Honestly, because the equation is transcendental, it is unlikely that there is going to be a "nice" analytic approach to solving it—indeed, WolframAlpha gives numerical (complex, nonreal) solutions, which suggests (but does not prove) that there probably isn't a closed form solution in terms of elementary functions.
Rough Inequalities
One approach is to play around a bit with some rough inequalities. The first term, $2^{\sin(x)}$, oscillates between $\frac{1}{2}$ and $2$; while the second term, $2\mathrm{e}^{-\sin(x)}$, oscillates between $\frac{2}{\mathrm{e}}$ and $2\mathrm{e}$. This implies that the absolute largest that their difference can be is $$2^{\sin(x)} - 2\mathrm{e}^{-\sin(x)} \le 2 - \frac{2}{\mathrm{e}} < 2. $$ That is, the difference cannot be larger than the largest possible value of the first term, minus the smallest possible value of the second term. This immediately implies that the equation cannot have any real solutions.
A Note on Process
When I was a student, I often saw solutions like the one I gave above, and felt kind of annoyed, because it felt a little like pulling a rabbit out of a hat (this isn't a terrible example of a rabbit pull—most $\varepsilon$-$\delta$ proofs are worse—but it still feels a little disingenuous). In this case, before attempting any algebra, I wanted to get a sense of whether I should expect any solutions.
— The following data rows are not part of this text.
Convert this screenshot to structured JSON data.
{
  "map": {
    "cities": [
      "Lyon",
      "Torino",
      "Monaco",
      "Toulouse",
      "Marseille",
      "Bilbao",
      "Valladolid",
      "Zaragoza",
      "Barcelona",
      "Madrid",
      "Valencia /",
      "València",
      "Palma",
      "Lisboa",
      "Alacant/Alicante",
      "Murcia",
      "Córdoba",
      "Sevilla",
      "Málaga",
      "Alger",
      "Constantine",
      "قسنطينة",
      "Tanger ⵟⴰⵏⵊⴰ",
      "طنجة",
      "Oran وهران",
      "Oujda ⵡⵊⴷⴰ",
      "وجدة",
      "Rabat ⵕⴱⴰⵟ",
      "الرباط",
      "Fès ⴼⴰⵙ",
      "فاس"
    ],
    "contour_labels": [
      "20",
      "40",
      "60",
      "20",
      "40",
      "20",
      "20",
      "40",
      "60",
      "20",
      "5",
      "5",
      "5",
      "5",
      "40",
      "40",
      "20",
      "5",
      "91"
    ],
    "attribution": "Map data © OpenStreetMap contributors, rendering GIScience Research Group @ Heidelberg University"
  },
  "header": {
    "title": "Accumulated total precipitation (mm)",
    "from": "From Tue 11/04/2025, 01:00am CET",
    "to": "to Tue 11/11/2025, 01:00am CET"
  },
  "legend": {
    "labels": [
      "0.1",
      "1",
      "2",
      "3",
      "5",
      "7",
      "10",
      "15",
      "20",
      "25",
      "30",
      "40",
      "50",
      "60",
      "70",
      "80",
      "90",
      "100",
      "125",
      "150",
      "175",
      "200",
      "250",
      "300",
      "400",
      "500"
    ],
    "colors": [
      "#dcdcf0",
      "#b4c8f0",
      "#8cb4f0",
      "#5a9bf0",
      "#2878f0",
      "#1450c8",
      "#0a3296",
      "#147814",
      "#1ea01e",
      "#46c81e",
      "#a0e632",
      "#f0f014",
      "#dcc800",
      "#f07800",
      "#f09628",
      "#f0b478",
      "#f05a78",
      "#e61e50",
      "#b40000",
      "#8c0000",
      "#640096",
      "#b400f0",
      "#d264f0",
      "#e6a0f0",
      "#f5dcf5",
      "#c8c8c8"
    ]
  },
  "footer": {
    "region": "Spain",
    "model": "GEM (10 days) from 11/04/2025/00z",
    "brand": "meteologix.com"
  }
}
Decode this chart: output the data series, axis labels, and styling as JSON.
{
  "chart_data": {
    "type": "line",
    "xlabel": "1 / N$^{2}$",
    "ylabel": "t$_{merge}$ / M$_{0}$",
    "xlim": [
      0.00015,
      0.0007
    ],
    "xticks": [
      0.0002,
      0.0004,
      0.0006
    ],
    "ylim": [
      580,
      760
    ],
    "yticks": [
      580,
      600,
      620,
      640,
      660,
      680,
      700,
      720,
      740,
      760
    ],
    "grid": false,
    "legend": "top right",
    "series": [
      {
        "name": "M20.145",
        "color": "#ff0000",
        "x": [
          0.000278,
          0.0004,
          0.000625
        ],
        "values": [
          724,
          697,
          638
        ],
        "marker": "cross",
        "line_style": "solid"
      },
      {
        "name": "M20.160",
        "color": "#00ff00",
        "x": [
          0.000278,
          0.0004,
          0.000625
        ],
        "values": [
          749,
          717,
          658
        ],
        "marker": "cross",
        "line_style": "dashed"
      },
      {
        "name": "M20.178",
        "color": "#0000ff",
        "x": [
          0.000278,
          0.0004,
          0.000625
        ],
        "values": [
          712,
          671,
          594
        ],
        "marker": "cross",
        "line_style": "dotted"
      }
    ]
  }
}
The first thing I did, then, was see if a computer algebra system would give me something nice. In this case, WolframAlpha does find a couple of solutions, but they are (a) complex, nonreal, and (b) numerical solutions, not analytic solutions. This suggests that "nice" solutions don't exist, and very strongly suggests that no real solutions exist at all.
Next, I plotted the $$ 2^{\sin(x)} - 2\mathrm{e}^{-\sin(x)} - 2$$ on GeoGebra:
The picture very strongly implies that there are no possible solutions. It isn't obvious how to show that this is the case, but I now have two forms of evidence which suggest that I should be looking to show that no solutions exist, and that I shouldn't bother to actually find solutions.
My next step was to plot the two functions on the left-hand side:
The term $2^{\sin(x)}$ is in blue, and $2\mathrm{e}^{-\sin(x)}$ is in red. What I notice in this picture is that the largest the difference can be corresponds to a point where $2^{\sin(x)}$ is maximized, and $2\mathrm{e}^{-\sin(x)}$ is minimized. This suggested that I should look at the difference between these two terms, which led to the solution I gave.